Editorial: Tax reform: A gain or pain?

“HOW will the tax reform affect Filipinos?”

This could be the question running into our minds after President Rodrigo Duterte on December 19, signed into law the tax reform package along with the P3.767-trillion 2018 annual budget.

Just these past few days, we saw on our social media feed that S&R, a membership shopping chain, announced the ceasing of its “unlimited soda” offering effective January 1 as the government implemented higher excise taxes on sugar-sweetened drinks.

To clearly define, the reform or Tax Reform for Acceleration and Inclusion (Train/ Republic Act 10963) law exempts from paying taxes the first P250,000 annual taxable income, meaning those earning P21,000 a month would no longer need to pay income taxes. It also raises the tax exemption for 13th month pay and other bonuses to P90,000.

However, to compensate for loss of revenue from income taxes, Filipinos will need to pay excise tax on sweetened beverages, and higher excise taxes on petroleum, automobile, tobacco, mining and coal.

Train is the first package of the Duterte administration’s Comprehensive Tax Reform Program (CTRP).

Just recently, Associated Labor Unions-Trade Union Congress of the Philippines (ALU-TUCP) spokesperson Alan Tanjusay said Train will have an adverse effect to members of the informal economy and will push for wider and deeper poverty-related problems if not addressed.

Informal economy is the part of an economy that is neither taxed, nor monitored by the government. The group is referring to vendors, fisherfolks, farmers, public utility vehicles and pedicab (cycle rickshaw) drivers, among others.

“If not addressed, the brewing social storm would create bigger and wider poverty among our people. Workers are already burdened with pre-existing bad conditions and encumbered with traffic congestion and high cost of living. The unclear, if not inadequate social safety net, will offer no hope for workers in coping with rising inflation,” Tanjusay said in a statement.

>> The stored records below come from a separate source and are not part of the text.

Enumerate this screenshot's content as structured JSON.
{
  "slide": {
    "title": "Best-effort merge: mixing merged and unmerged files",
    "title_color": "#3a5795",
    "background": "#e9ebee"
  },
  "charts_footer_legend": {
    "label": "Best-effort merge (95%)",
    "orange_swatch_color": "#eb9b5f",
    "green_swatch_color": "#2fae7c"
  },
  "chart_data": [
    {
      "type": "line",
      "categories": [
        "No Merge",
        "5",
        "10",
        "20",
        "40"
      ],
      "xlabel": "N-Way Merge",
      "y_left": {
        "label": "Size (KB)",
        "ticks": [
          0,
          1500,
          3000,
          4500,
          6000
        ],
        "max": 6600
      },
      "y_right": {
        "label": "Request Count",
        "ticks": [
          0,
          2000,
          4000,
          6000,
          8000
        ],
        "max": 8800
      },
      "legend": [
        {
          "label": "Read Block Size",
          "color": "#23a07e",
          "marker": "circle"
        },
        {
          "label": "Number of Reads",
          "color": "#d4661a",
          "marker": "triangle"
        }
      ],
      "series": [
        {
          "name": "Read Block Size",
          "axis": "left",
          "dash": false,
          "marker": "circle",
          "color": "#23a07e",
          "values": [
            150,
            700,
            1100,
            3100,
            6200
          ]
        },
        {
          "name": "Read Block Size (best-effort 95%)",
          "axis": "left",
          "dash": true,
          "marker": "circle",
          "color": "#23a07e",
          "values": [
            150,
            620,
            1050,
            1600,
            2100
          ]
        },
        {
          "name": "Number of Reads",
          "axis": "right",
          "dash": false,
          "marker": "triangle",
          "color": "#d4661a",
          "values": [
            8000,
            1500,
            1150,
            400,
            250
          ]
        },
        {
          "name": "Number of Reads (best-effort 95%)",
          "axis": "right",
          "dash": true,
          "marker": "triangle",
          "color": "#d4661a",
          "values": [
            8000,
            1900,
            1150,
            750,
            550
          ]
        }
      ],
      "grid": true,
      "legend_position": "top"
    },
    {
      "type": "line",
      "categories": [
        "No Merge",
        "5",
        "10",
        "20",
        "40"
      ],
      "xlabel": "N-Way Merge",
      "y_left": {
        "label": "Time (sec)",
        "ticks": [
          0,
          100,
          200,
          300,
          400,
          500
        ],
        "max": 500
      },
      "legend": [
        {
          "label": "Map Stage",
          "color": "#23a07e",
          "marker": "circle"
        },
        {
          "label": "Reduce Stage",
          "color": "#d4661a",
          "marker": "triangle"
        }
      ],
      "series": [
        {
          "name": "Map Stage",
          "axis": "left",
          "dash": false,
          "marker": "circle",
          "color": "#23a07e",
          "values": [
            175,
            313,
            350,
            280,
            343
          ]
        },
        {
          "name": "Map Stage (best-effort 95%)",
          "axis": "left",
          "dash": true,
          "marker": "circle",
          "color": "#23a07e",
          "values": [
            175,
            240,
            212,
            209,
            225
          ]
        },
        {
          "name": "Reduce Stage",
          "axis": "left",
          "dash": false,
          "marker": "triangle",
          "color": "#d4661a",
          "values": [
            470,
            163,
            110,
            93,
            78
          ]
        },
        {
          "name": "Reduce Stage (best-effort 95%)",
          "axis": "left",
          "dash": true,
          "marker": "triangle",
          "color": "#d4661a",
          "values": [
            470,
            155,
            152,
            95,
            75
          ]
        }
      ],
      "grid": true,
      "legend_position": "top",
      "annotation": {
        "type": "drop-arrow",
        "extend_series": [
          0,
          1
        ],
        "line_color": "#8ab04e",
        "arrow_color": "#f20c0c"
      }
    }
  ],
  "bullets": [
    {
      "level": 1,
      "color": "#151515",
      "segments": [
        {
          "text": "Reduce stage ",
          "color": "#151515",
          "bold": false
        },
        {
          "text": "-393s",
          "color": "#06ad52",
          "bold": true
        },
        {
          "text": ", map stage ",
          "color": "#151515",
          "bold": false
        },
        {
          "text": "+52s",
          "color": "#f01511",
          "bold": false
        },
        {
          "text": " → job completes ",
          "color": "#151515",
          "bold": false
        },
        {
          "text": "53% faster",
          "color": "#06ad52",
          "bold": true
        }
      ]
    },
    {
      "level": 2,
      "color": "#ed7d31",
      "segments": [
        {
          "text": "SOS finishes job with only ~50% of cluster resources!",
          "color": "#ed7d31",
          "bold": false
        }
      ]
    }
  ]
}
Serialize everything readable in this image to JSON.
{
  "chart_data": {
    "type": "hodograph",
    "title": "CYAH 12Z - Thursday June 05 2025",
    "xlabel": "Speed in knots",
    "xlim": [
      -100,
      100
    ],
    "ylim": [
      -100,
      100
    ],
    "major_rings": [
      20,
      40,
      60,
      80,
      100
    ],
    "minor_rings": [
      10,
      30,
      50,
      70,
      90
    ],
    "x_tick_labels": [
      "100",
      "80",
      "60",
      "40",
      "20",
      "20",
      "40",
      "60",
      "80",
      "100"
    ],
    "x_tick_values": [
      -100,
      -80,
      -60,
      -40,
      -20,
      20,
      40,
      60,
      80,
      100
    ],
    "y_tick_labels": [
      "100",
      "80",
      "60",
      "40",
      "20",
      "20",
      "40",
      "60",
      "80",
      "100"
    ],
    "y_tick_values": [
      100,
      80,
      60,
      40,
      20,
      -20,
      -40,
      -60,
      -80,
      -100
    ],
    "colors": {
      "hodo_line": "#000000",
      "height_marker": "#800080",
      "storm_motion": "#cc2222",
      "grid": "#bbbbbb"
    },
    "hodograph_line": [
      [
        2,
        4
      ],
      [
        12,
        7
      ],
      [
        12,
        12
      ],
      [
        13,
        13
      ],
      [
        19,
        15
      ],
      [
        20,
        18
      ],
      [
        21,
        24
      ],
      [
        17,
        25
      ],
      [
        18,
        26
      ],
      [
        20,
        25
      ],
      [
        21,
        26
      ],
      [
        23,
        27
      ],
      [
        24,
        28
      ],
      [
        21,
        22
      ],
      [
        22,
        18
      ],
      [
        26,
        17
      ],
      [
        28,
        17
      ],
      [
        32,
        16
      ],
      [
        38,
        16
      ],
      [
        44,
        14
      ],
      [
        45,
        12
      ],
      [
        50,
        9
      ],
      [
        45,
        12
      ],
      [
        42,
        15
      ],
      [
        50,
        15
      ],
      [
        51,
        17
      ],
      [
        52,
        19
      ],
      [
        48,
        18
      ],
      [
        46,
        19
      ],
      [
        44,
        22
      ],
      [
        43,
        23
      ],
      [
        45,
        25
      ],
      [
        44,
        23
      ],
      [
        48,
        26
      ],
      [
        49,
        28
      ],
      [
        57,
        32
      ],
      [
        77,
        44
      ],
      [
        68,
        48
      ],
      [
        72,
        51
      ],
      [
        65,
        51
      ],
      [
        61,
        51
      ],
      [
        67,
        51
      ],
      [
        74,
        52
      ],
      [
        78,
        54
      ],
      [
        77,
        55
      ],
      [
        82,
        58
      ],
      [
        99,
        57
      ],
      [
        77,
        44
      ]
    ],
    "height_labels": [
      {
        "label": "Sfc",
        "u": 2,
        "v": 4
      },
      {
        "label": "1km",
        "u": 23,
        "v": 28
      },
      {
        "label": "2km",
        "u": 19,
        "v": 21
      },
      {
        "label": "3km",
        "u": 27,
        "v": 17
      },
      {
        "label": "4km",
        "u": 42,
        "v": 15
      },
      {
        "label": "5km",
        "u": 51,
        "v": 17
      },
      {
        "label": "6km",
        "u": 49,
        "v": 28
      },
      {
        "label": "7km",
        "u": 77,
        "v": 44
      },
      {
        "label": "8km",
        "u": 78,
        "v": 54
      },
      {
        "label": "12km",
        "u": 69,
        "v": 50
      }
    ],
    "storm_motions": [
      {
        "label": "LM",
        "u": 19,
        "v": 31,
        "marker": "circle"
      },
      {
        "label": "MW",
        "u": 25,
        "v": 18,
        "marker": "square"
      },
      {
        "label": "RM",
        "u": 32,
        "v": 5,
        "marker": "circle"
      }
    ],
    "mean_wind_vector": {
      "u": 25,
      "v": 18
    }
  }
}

But, Finance Secretary Carlos Dominguez III has made it clear that even non-taxpayers will benefit from the reform by way of more job opportunities, better infrastructure that will lower the transport and distribution costs of goods, and improved services.

Dominguez said even those not paying taxes will benefit because of higher spending for education, health care, and other forms of human capital development that would help set the foundation to lift themselves out of the poverty trap.

“How can I benefit you if you’re not paying tax? I can benefit you by giving you a job, right? So how am I going to do that? Invest money and then create infrastructure,” Dominguez said.

Dominguez also said that up to 30 percent of the incremental revenues from the Train will help fund a targeted cash transfer program for the country’s poorest 10 million households to aid the bottom 50 percent of the population in coping with the initial effects of the tax reform law on the prices of basic necessities.

As we enter the New Year and dance our way to 2018, we will observe how this reform will cascade the “promised benefits’ to the public, especially, the poorest of the poor. We will keep an eye on whether it will give more benefits to the tax payers or the other way around.